Media bosses from ABC, Nine and News Corp have called for reform to protect investigative journalism and whistleblowers, in the sake of public interest.
ABC managing director David Anderson, Nine CEO Hugh Marks and Michael Miller, Executive Chairman of News Corp Australasia, spoke at the National Press Club today.
Their address was couched as a united response to the recent Australian Federal Police raids on the ABC’s Ultimo office and the home of News Corp journalist Annika Smethurst.
ABC Managing Director David Anderson called on the Government to bolster protections for whistleblowers to safeguard the public right to know.
Anderson told the National Press Club today that urgent reform is needed to laws that inhibit the media’s ability to report on matters of public interest.
“The rhetoric of the importance of a free media to Australian democracy is not being matched by the reality,” he said. “Journalists are increasingly accused of crimes for performing their job. Whistleblowers, whose brave interventions are so important to identifying wrongdoing, run the risk of being cowed out of existence. Freedom of Information has failed to deliver transparency. Defamation laws appear only to protect the rich and powerful.”
Anderson’s address to the NPC outlined four key areas for urgent legal reform, including the need to decriminalise journalists and public interest whistleblowers, raising the bar for search warrants and protection of confidential sources, and breaking the culture of secrecy by overhauling the FOI system.
“While it is heartening to know that the Government regards a free media as a foundation stone of democracy, nowhere is that articulated or entrenched in law,” he said. “Decriminalising journalism is a mandatory first step…No one deserves to be punished for pursuing information that is clearly in the public interest.”
He added, “Journalists are increasingly accused of crimes for performing their job. Whistleblowers, whose brave interventions are so important to identifying wrongdoing, run the risk of being cowed out of existence. Freedom of Information has failed to deliver transparency. Defamation laws appear only to protect the rich and powerful.
“The confronting raids on ABC and News Corp have served at least one useful purpose, exposing the extent of deterioration in our public discourse.
“We are committed to working constructively with all sides of politics to identify areas of weakness and to push for meaningful, urgent reform.

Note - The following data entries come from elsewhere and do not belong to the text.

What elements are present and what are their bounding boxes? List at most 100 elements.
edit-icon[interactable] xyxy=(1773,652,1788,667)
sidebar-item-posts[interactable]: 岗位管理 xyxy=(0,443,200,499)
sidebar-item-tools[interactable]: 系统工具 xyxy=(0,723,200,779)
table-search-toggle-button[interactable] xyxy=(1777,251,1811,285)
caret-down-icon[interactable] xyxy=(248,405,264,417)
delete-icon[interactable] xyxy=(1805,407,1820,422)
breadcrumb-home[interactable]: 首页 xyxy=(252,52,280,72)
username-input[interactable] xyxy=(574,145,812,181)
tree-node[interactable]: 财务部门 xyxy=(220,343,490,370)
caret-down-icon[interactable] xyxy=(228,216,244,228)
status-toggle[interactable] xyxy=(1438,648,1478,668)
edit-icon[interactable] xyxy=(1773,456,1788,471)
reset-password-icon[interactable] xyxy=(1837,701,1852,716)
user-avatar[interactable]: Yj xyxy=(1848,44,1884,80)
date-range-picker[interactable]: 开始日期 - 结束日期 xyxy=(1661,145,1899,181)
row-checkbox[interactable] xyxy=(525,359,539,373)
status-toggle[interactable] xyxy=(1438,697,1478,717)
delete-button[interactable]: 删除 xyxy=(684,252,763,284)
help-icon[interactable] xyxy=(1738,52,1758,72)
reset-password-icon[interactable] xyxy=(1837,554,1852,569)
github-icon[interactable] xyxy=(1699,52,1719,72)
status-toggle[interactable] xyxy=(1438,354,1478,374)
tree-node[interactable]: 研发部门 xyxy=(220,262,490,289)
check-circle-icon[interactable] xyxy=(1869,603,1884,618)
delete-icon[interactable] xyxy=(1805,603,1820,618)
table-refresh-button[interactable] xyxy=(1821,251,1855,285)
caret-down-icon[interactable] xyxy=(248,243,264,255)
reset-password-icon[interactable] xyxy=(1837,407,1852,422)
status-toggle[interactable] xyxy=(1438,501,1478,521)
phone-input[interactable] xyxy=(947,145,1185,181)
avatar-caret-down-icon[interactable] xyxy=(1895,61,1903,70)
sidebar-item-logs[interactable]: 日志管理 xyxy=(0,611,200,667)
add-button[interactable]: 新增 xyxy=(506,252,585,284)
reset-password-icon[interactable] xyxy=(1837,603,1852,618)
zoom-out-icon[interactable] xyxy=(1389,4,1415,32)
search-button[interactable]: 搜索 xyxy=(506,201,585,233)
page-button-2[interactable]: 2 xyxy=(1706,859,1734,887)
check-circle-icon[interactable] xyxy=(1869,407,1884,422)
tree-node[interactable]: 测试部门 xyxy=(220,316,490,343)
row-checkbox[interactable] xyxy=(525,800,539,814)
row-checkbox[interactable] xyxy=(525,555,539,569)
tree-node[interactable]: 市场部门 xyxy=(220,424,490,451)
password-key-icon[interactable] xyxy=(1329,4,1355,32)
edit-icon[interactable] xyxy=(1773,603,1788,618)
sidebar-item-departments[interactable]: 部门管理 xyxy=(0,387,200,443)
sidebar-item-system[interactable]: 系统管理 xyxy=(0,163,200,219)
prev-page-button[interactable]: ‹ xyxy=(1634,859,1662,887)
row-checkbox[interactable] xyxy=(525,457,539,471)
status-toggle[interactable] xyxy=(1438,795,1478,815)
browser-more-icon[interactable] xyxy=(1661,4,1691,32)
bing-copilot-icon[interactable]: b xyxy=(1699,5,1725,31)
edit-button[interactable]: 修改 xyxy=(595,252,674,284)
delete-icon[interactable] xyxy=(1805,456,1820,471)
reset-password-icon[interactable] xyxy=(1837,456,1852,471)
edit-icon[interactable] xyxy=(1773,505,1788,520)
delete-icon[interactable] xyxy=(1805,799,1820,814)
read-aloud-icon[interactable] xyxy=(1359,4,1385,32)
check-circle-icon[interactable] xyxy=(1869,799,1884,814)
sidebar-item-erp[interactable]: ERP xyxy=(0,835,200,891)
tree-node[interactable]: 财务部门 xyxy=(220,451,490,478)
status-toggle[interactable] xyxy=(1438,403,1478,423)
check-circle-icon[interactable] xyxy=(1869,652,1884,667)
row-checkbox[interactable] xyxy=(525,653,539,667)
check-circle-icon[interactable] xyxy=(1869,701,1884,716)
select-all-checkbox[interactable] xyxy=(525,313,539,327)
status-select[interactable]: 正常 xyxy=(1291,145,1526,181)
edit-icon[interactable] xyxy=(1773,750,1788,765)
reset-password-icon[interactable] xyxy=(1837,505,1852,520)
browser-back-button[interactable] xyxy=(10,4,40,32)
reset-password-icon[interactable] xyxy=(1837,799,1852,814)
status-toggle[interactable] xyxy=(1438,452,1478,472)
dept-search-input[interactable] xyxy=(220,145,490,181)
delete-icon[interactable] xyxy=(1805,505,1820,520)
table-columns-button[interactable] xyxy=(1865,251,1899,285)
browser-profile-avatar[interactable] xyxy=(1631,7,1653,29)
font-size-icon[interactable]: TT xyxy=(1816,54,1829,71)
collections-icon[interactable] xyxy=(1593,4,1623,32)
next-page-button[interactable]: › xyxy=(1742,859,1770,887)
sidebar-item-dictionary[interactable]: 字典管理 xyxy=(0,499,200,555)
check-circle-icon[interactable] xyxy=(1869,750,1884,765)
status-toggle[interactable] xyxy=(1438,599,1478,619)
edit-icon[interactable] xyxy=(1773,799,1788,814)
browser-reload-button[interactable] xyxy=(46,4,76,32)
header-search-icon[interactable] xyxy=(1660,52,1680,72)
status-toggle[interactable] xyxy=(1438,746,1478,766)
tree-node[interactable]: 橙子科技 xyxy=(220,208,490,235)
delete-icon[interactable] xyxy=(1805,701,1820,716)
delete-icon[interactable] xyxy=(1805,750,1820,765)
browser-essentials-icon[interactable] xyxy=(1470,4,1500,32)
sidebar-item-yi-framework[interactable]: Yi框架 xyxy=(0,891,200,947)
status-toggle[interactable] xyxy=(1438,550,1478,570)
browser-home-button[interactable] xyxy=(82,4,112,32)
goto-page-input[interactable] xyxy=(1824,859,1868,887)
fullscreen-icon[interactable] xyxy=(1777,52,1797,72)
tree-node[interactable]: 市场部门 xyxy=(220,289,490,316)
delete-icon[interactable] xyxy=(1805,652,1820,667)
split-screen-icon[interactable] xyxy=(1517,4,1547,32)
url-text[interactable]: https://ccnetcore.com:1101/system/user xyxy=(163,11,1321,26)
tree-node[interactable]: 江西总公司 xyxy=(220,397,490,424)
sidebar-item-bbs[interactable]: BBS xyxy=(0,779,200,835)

This reform must identify the areas where the balance between the public right to information and other priorities, like national security, has tipped too far. And to restore that balance.”
Nine CEO Hugh Marks said it was becoming more risky and more expensive to do journalism while bad legislation and over zealous officials were impacting whistle blowers and other confidential sources.
“First and foremost, our governments and institutions are becoming more secretive. Much too often these days the words ‘national security’ are conveniently invoked as a means of shutting down the flow of information and debate on the most spurious grounds. To spare serious examination, public ventilation or just garden variety embarrassment. It’s a twisted default position,” Marks said.
“The balance in the national security debate is now too weighted towards secrecy and away from the public’s right to know.
“Second, it’s the persecution of, and lack of protection for, legitimate whistle blowers. Whether they be from government. Or from industry. All too often brave people persecuted because our institutions don’t respect the public’s right to know. We should admire those who speak out over legitimate injustices. All too often it’s the way real change happens. Again for the benefit of the public.
“The balance for whistle blowers is too weighted against them speaking out – an action that is so incredibly hard to undertake in the first place.
“Third, it’s the way defamation laws and the implementation of those laws don’t achieve the outcomes they are meant to achieve. Yes, of course holding journalists to account is important. Rightly. Importantly. We should own our mistakes. But not to the extent where current defamations laws mean a journalist goes gets into the ring with the unscrupulous, the dishonest and the corrupt with two hands tied behind his or her back.”
Following the address the MEAA chief executive Paul Murphy said the raids had solidified concerns about the impact of national security laws by seeking to stifle public interest journalism.
“The reality is that legislative creep over a number of years has restricted the public’s right to know, criminalised journalism, and left whistleblowers exposed without adequate protection,” he said.
Michael Miller, Executive Chairman of News Corp Australasia said: “We support laws that keep Australia and journalists safe. We believe in being tough on terrorism and strong on border security. With the current laws, journalists, and even support staff, face jail for handling information which they may not even know is secret or sensitive. We do not accept that safety has to equal secrecy.”
The laws being called out by the media organisations for reform today are:
- The right to contest any kind of search warrant on journalists or news organisations before the warrant is issued.
- Public sector whistleblowers be adequately protected with current laws to be changed.
- A new regime that limits which documents can be stamped ‘secret’.
- A proper review of Freedom of Information laws.
- Journalists be exempted from the national security laws enacted over the last seven years that can put them in jail for just doing their jobs.
Federal president of MEAA’s Media section, Marcus Strom added, “If action is not taken now to reverse the worst of these laws, then our democracy itself is at risk.
“We call on the Government and Opposition to work together to provide protections for press freedom in the public interest.”